Dicho eso, la mujer dio media vuelta para integrarse en un despacho que Niklaus le había concedido como suyo. Esa mansión era de él, pero fue pensada para toda su familia. Para que pudiesen vivir juntos de nuevo, y no corriendo por todo el mundo como los criminales que eran. Quería una vida junto a ellos, quería establecerse al igual que su madre lo había hecho unos pocos de años atrás en Nuevo Orleans. Quería tener a su familia con él.

Su madre era una mujer que había aprendido a defenderse por sí misma y era muy poderosa. Trabajaba con su familia como una leona y era dueña y señora de muchas bandas criminales incluyendo la de su familia propia.

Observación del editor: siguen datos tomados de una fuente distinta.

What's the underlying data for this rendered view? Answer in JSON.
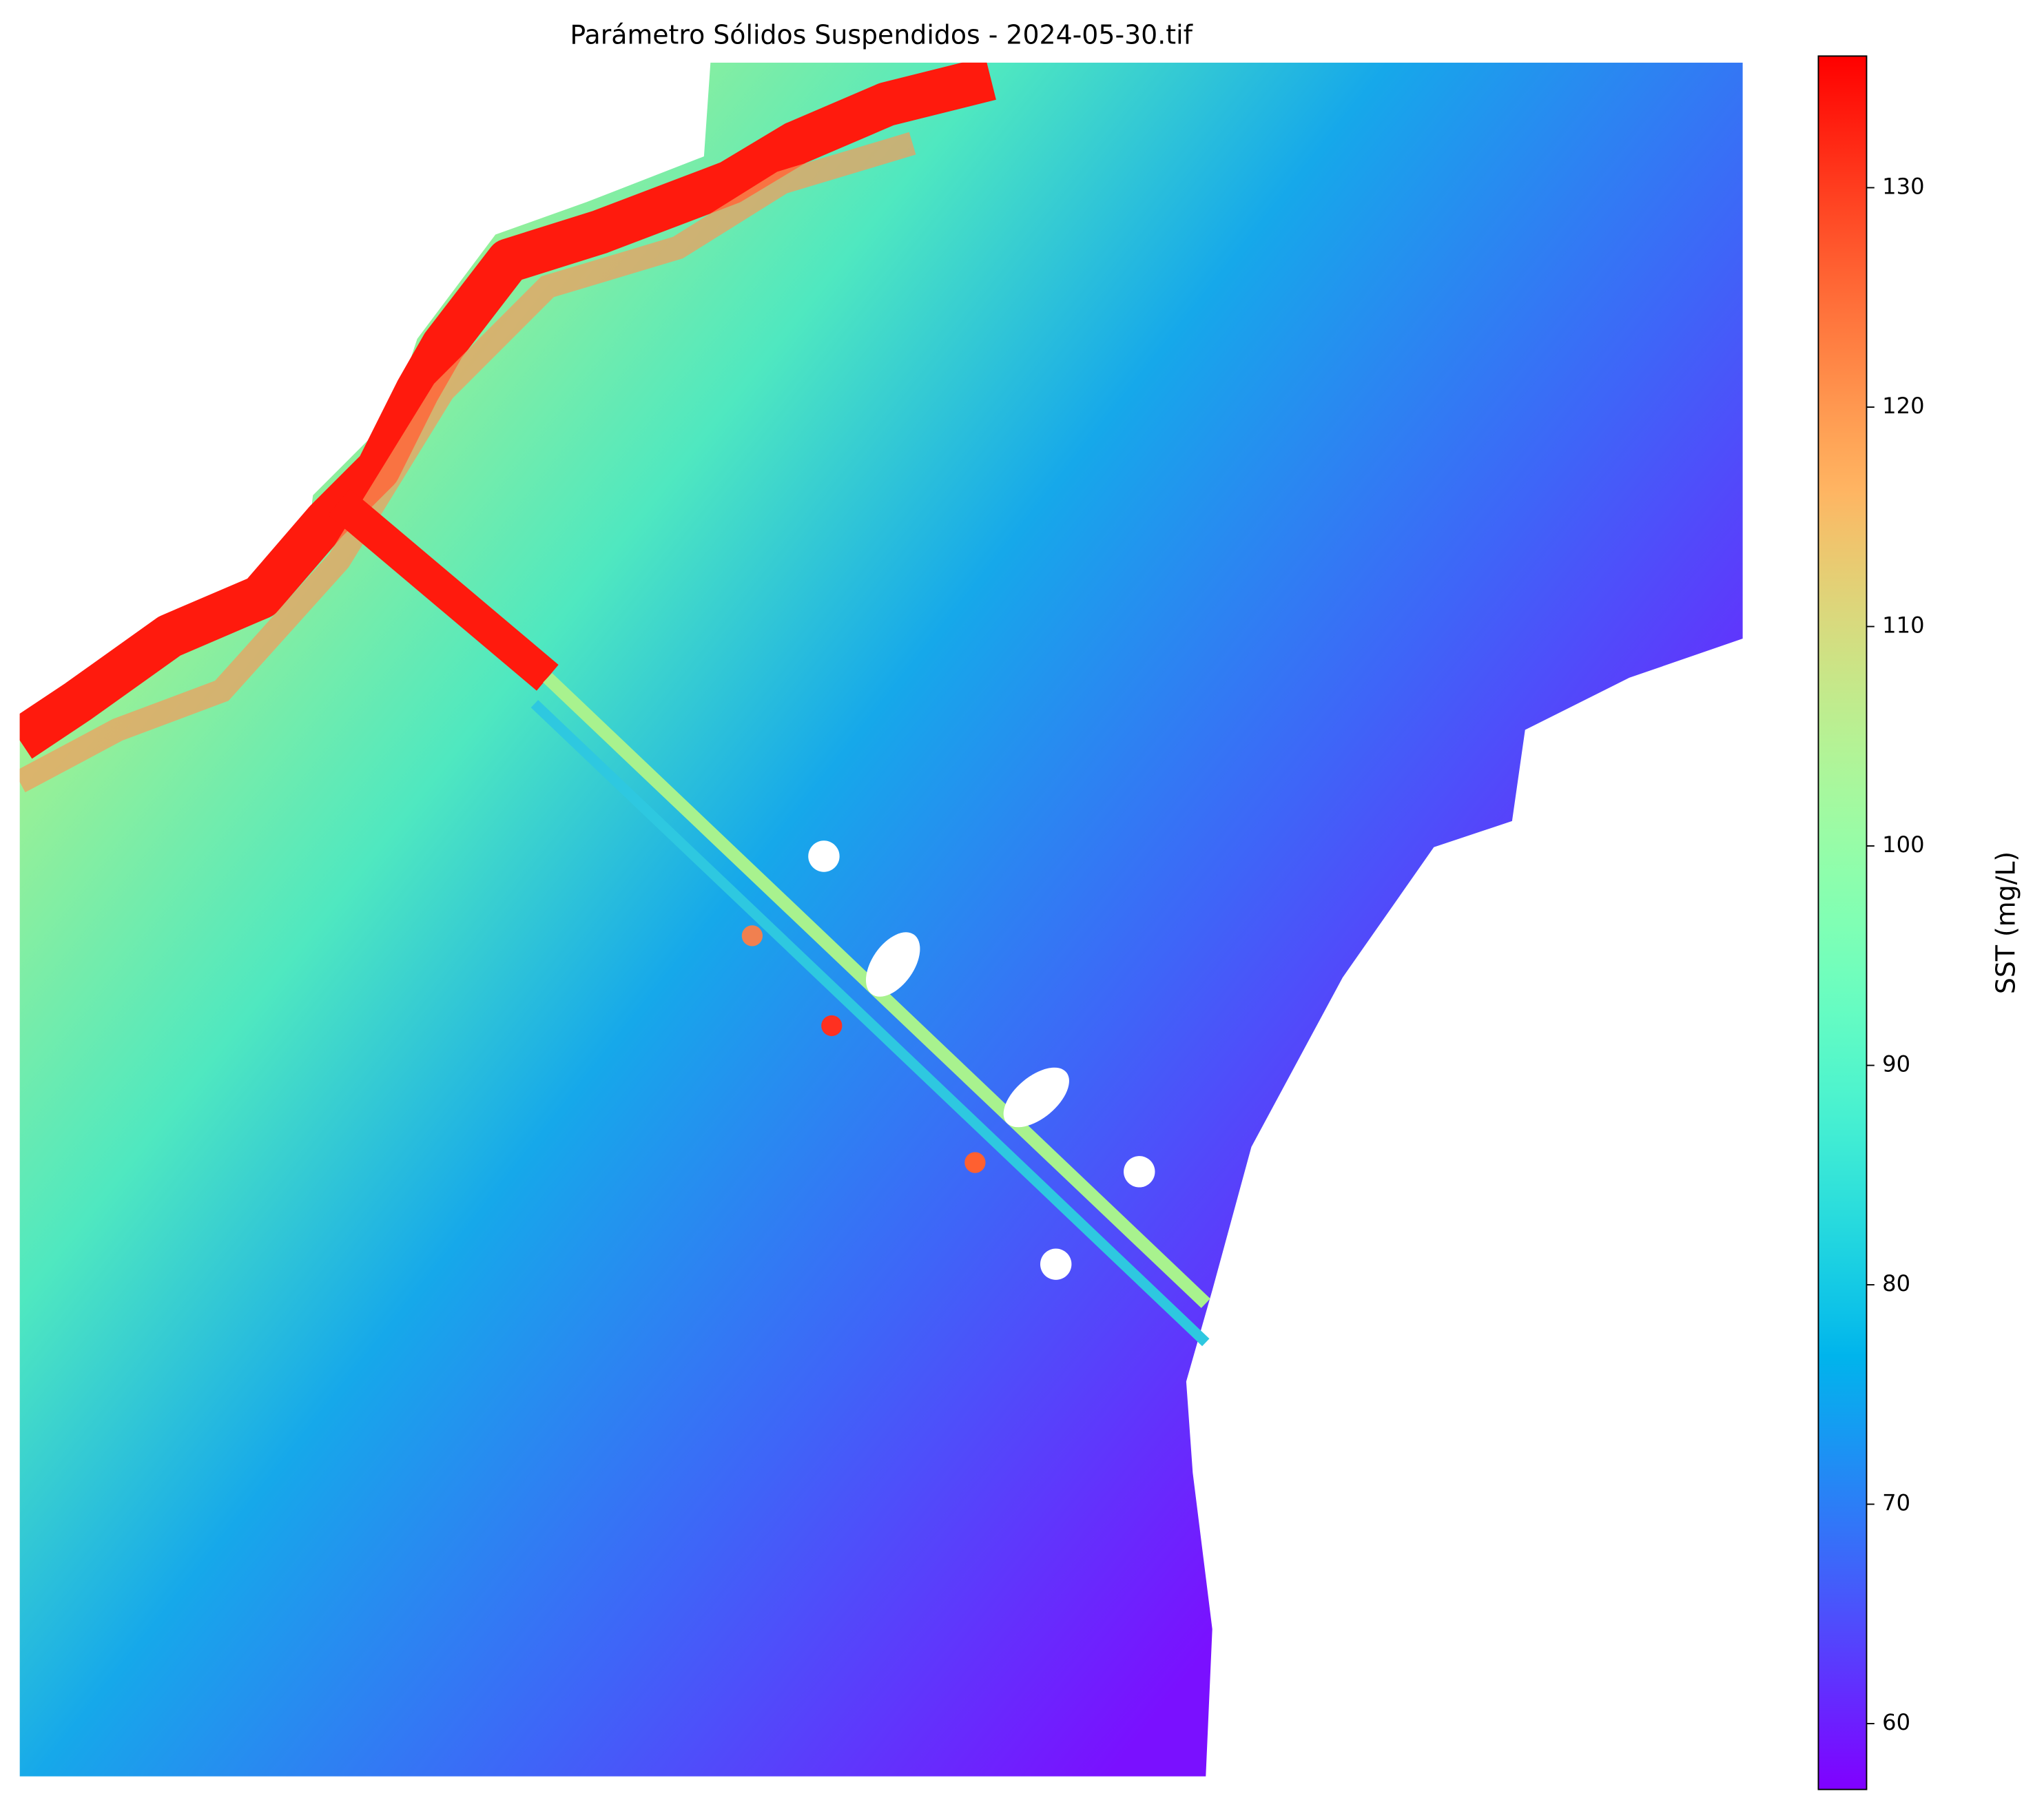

Esther Smith, era una mujer de cincuenta y cinco años, que sabía dirigir armas tan bien como sabía hablar. Era una señora valiente y de buen porte. Educada para ser sumisa y entregarle todo a su marido, dejó esas enseñanzas, para volverse la mujer que ahora era; alguien que sabía defender a su familia ante todo.

Esther era una mujer alta, de cabellos blanquecinos, que una vez habían sido dorados como los de su hija. Tenía unos ojos azules que le había heredado a Rebekah y a Klaus. Había dejado de utilizar su apellido de casada tan pronto aquella noche sucedió. Klaus había sido el único que había cambiado su apellido a Smith. Pero todo el mundo ya lo conocía como Mikaelson.

Así que siguió a la mujer que le había tratado de proteger cuando niño y se adentraron en el despacho de esta.

Vio a su madre caminar calmadamente hacia el gran sillón detrás del despacho y los dos tomaron asiento.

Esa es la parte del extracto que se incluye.